I won’t give too much feedback on the specific schools in your list - most are high reaches/reaches for anyone anyway, but you son’s SAT and subject are high enough that if he doesn’t mind doing the work to write the application and you don’t mind dropping 100 bucks a pop, he could get into some of the top schools.

I’d more suggest doing a deep dive on what kind of school he wants to go to. Cal Tech is tiny, quiet, has no real sports vibe, is dominated by guys with 800 math SAT and SATII scores. Cal-Berkeley is huge, bustling, big-sports can be a ton of fun or isolating, depending, and can require a real self-starter mentality to thrive. (And chance of admission to Cal or UCLA varies greatly by school and/or major. Many science majors are impacted and very hard for OOS students)

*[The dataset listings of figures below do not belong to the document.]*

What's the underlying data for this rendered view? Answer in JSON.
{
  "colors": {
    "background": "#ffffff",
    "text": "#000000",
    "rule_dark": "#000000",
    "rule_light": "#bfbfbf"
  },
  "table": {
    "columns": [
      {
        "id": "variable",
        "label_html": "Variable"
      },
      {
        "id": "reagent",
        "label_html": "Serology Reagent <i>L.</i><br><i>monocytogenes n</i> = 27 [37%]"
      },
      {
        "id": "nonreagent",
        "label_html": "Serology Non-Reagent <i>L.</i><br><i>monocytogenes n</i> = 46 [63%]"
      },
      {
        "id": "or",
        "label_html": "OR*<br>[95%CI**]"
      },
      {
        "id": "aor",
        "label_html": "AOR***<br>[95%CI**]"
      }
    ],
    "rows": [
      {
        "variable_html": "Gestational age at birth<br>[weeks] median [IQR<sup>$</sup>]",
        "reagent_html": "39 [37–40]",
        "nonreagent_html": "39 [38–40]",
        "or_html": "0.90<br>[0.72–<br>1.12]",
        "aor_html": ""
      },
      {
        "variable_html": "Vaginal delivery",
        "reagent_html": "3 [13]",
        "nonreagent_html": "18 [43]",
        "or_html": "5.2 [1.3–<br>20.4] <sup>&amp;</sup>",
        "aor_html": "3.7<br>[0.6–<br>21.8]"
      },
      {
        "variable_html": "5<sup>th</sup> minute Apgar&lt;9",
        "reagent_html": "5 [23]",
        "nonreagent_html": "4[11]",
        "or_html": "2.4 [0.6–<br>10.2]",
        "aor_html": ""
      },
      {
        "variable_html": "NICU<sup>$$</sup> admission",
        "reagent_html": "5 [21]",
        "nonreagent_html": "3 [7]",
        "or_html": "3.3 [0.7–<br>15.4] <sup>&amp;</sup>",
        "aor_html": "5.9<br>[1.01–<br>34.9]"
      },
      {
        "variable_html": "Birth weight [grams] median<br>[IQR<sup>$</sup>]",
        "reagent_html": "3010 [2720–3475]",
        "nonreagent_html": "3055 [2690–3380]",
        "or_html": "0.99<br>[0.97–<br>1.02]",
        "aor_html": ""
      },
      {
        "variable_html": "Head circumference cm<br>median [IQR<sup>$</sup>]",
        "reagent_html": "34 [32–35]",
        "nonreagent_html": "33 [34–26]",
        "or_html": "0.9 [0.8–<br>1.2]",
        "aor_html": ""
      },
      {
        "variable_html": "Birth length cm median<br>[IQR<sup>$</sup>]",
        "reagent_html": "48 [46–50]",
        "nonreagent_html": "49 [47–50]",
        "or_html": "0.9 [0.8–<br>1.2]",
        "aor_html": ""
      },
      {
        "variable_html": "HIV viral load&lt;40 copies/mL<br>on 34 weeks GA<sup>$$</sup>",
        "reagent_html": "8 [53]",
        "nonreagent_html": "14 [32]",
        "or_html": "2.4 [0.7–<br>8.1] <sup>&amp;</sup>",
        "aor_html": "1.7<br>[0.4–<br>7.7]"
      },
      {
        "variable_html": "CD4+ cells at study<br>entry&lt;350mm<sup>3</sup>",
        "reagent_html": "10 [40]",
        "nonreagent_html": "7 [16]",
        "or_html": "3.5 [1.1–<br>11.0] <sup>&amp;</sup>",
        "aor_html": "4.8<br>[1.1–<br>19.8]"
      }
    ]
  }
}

I’d imagine you’ve visitied Lehigh and Lafayette. They are very different in vibe from either CIT or UCB/Cal and from UPenn, BU, and other urbans.

Everyone is different, but I found it most helpful with my kid and some friends we advised to 1st get a good list of the “kind” of school he wants: identify what is important: Size? Location? Strong STEM? Gender balance? Cost (do run the numbers and really add them up, you might be surprised. 200k -300k is a lot of dough), LAC or big U, Arts+science or engin or bus school etc.

VA has such good in-state options, I’d explore those 1st, then I’d next explore schools that reward high SAT with merit money. USC has been known to give decent merit aid to high-stat students. Don’t know how much GPA will deter them. Need to apply to USC by Dec. 1st and show very strong interest. Tulane supposedly as well. Unless you have financial need you won’t get money from ivies etc. and all competitive schools will be a crap-shoot with lower GPA student.

Good news is, he might need to apply to more schools than most, but he’ll find someplace interesting with those stats. Dunno how his HS guidance team is, but he is the kind of kid, if they can contextualize his grades and vouch for him strongly, they might make the difference at some schools.

“We should be able to pay for OOS schools for him.”

IMHO UVA and VT are such strong schools that at least to me it is hard to justify OOS prices for anything unless it is academically stronger, and there aren’t many schools that are significantly stronger (and possibly none that are possible with a 3.4 unweighted). If it were me, I would hope that he could get into one of these great in-state public schools. His SAT clearly will help.

UVA is our first choice, but it’s not easy to get in, so we want to cast a wide net, just in case. For VT, if he’s into STEM/Engineering, then it’s an excellent choice, but since he’s undecided, we think it’s better to also look at schools that have a variety of good programs.